Demjanjuk, who has maintained his innocence, saying he was a Soviet soldier during the war who was captured by the Nazis, has argued through his attorney that the extradition treaty between the two governments does not allow for him to be sent to Israel. He would be the first person extradited from the U.S. to Israel for crimes committed during World War II.

PREPARING THE VENUE

Justice Minister Moshe Nissim said Monday that Demjanjuk would be tried in the Jerusalem district court by panel of three judges headed by a Justice of the Supreme Court. While the Attorney General’s office and the police are preparing the charge sheet, other officials are deciding on where the trial will take place.

The venue must be dignified enough to serve as a court and large enough to accommodate the large number of people, including hundreds of foreign reporters, expected to view the trial. Justice Ministry personnel have inspected and found suitable for sue in the Demjanjuk trial the bullet-proof glass box which encased stand at which Eichmann sat during his trial. It has been preserved as an exhibit at the Kibbutz Lochamei Hagetaot Museum.

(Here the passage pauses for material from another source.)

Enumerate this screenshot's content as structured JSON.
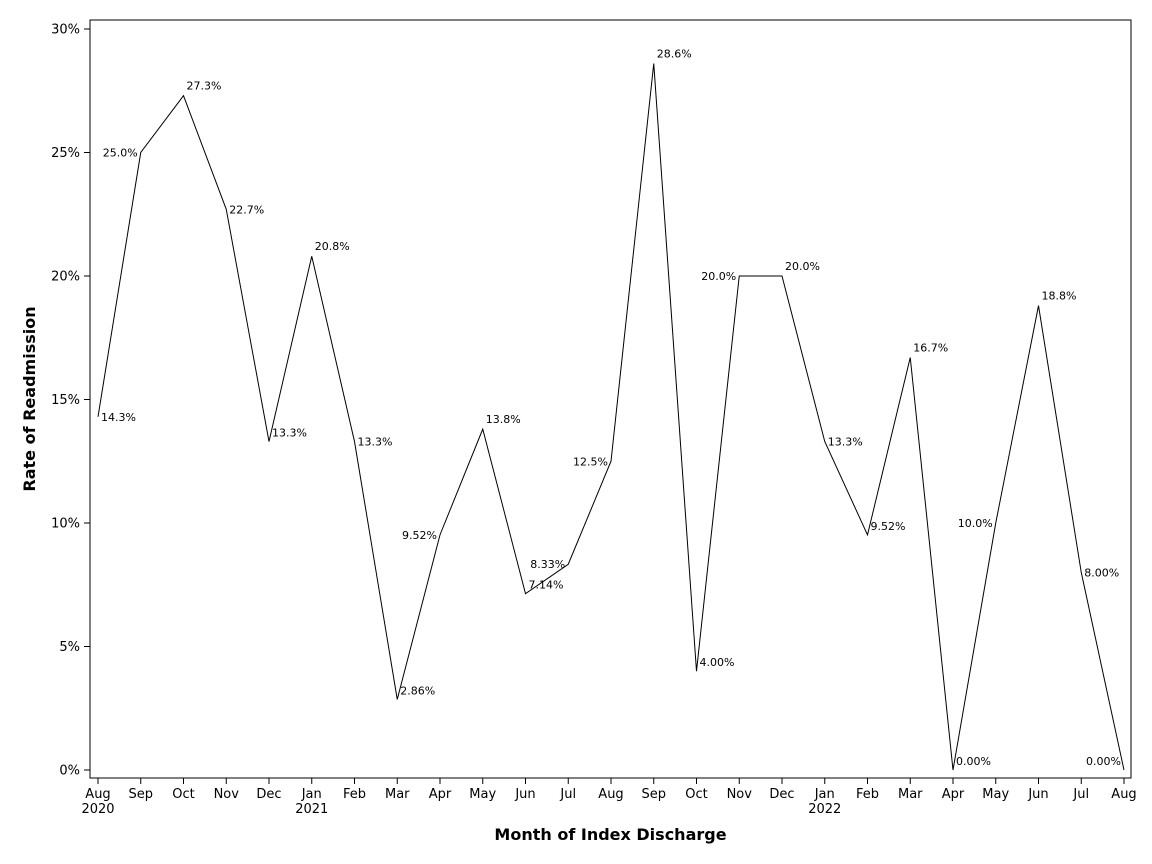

Demjanjuk will probably be held during the preparations for his trial, including his interrogation by the police for preparation of the charge sheet — which may take several months — in the same special cell at the Ramle Prison which housed Eichmann.

His prison guards will probably be chosen from a panel of individuals who have had no connection with the Nazis, either directly in their own person or through members of their family, to avoid the possibility of personal revenge.

But the question of who will represent Demjanjuk is still to be settled. Under Israeli law, only lawyers registered in Israel may plead in Israeli courts. It will not be easy to find a local attorney ready to undertake the defense of Demjanjuk, and the accused war criminal may request an attorney from abroad.

In the case of Eichmann, a special law was passed to enable a West German attorney, Robert Servatius, to appear in the Jerusalem court to defend him.